The Republican race has played out as a face-off between the power structures of conservative Texas politics. “Paxton has his ear to the ground with the activist base. He’s more in tune and connected with the right-wing-podcast influencer types,” Brendan Steinhauser, a Republican political consultant based in Austin and Washington, D.C., said. “Cornyn is much more comfortable with, and supported by, the donor class, the Republican women’s groups. Those are his people.” (Steinhauser ran Cornyn’s 2014 campaign, and has also worked for Angela Paxton.)
Cornyn is tall, long-faced, and dignified, with the mien of an aging cowboy. (He is seventy-four.) He has characterized the race in ethical terms. “Mr. Paxton has a checkered background. He is a con man and a fraud, and I think the people of Texas know that,” he has said. “I am not going to turn over the Senate seat that was once held by Sam Houston to someone like him.” He has referred to Paxton’s campaign as “a con man’s vanity project.”
The Center for Effective Lawmaking, a nonpartisan research group, has consistently rated Cornyn as among the Senate’s “most effective” members: his bills often address high-impact issues, and they become law at a notably higher rate than many of his colleagues’. But Cornyn’s willingness to work with Democrats to get legislation passed is increasingly seen as a liability within his party. It didn’t help that, in the wake of the school shooting in Uvalde, Texas, Cornyn signalled openness to a mild form of gun control, or that he didn’t vote to overturn the 2020 election. “Cornyn’s supporters among the professional political class have had a hard time really taking to heart that, whatever they might think about it, Paxton resonates more with the Republican base right now,” James Henson, the director of the nonpartisan Texas Politics Project, at the University of Texas at Austin, said.
Paxton’s declaration of war against a capable, if not beloved, senator might have felt like a canny move in the first months of 2025, when Trump’s election seemed to portend a sustained MAGA moment. But now that support for the President is flagging, even in Texas, it’s looking more like Paxton has pushed a sure Republican win into uncertain territory. A few months after he announced his candidacy, the Cook Political Report moved the Senate race from “Solid Republican” to “Likely Republican.” If Paxton wins the nomination, Cook noted, that designation will shift again, to “Lean Republican.”
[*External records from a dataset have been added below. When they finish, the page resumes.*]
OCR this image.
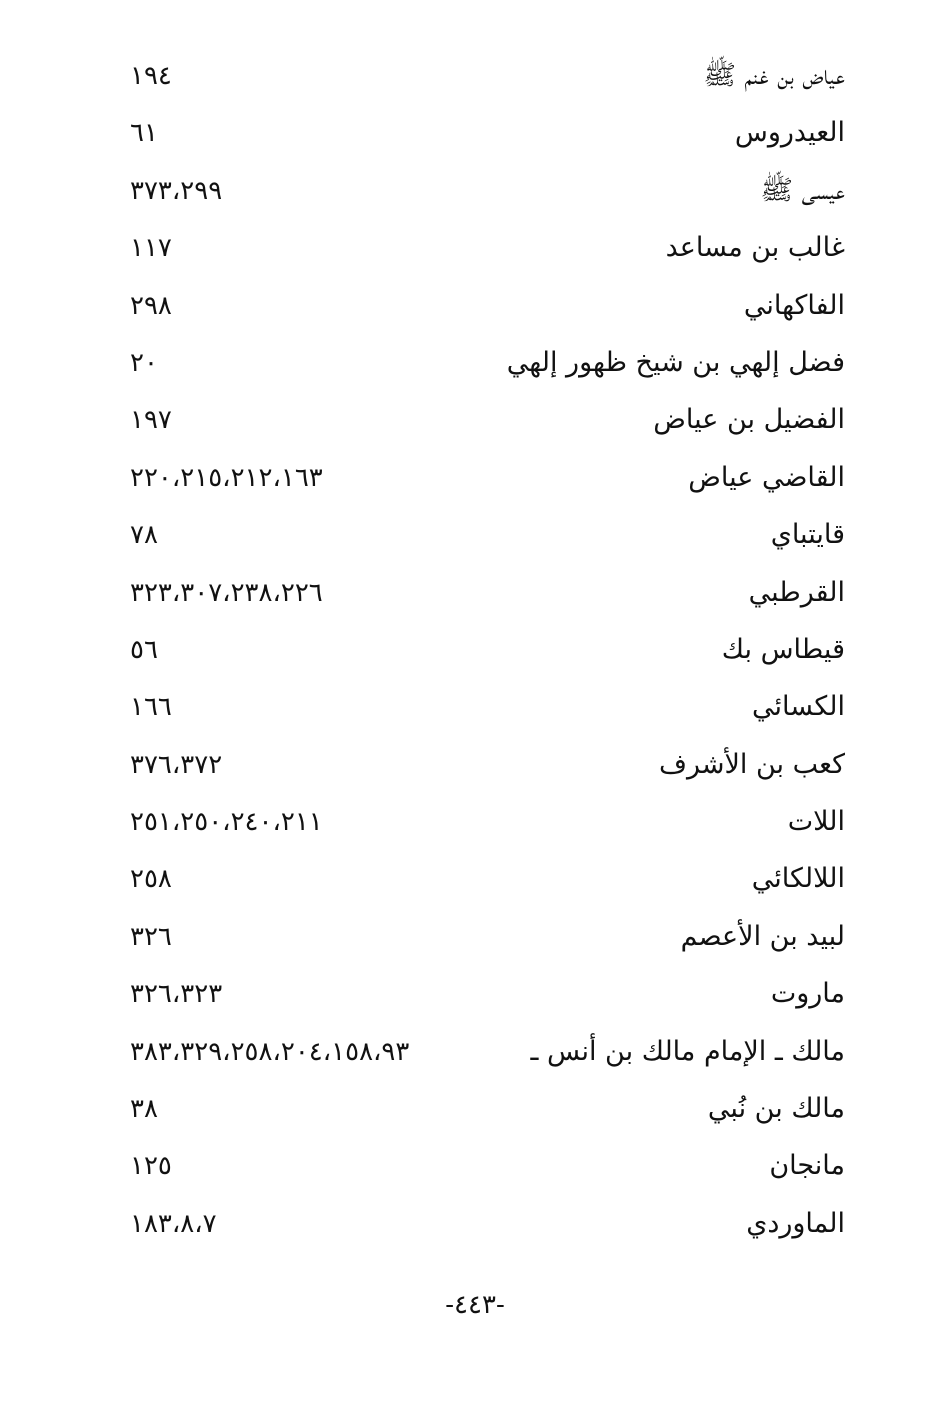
عياض بن غنم ﷺ
١٩٤
العيدروس
٦١
عيسى ﷺ
٣٧٣،٢٩٩
غالب بن مساعد
١١٧
الفاكهاني
٢٩٨
فضل إلهي بن شيخ ظهور إلهي
٢٠
الفضيل بن عياض
١٩٧
القاضي عياض
٢٢٠،٢١٥،٢١٢،١٦٣
قايتباي
٧٨
القرطبي
٣٢٣،٣٠٧،٢٣٨،٢٢٦
قيطاس بك
٥٦
الكسائي
١٦٦
كعب بن الأشرف
٣٧٦،٣٧٢
اللات
٢٥١،٢٥٠،٢٤٠،٢١١
اللالكائي
٢٥٨
لبيد بن الأعصم
٣٢٦
ماروت
٣٢٦،٣٢٣
مالك ـ الإمام مالك بن أنس ـ
٣٨٣،٣٢٩،٢٥٨،٢٠٤،١٥٨،٩٣
مالك بن نُبي
٣٨
مانجان
١٢٥
الماوردي
١٨٣،٨،٧
-٤٤٣-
Paxton’s disruption of the established order, in a state where things had been working out quite well for Republicans, reportedly angered some of his long-term backers, including the West Texas oil tycoon Tim Dunn. Dunn, a longtime Paxton donor who has been credited with helping to shape (and fund) the state’s hard-right turn, has apparently been sitting this race out, according to Texas Monthly. Cornyn has raised much more money than Paxton, and has racked up many more prominent endorsements, including from the former governor Rick Perry. (The state’s current leading Republicans, including Governor Greg Abbott, Senator Ted Cruz, and Lieutenant Governor Dan Patrick, have not endorsed either man.) Paxton has attempted to frame the financial disparity as evidence of his grassroots bona fides. “He spent a hundred million dollars, and I spent five-point-eight,” he claimed, after the primary. (In the first quarter of 2026, Talarico significantly out-raised both Cornyn and Paxton.)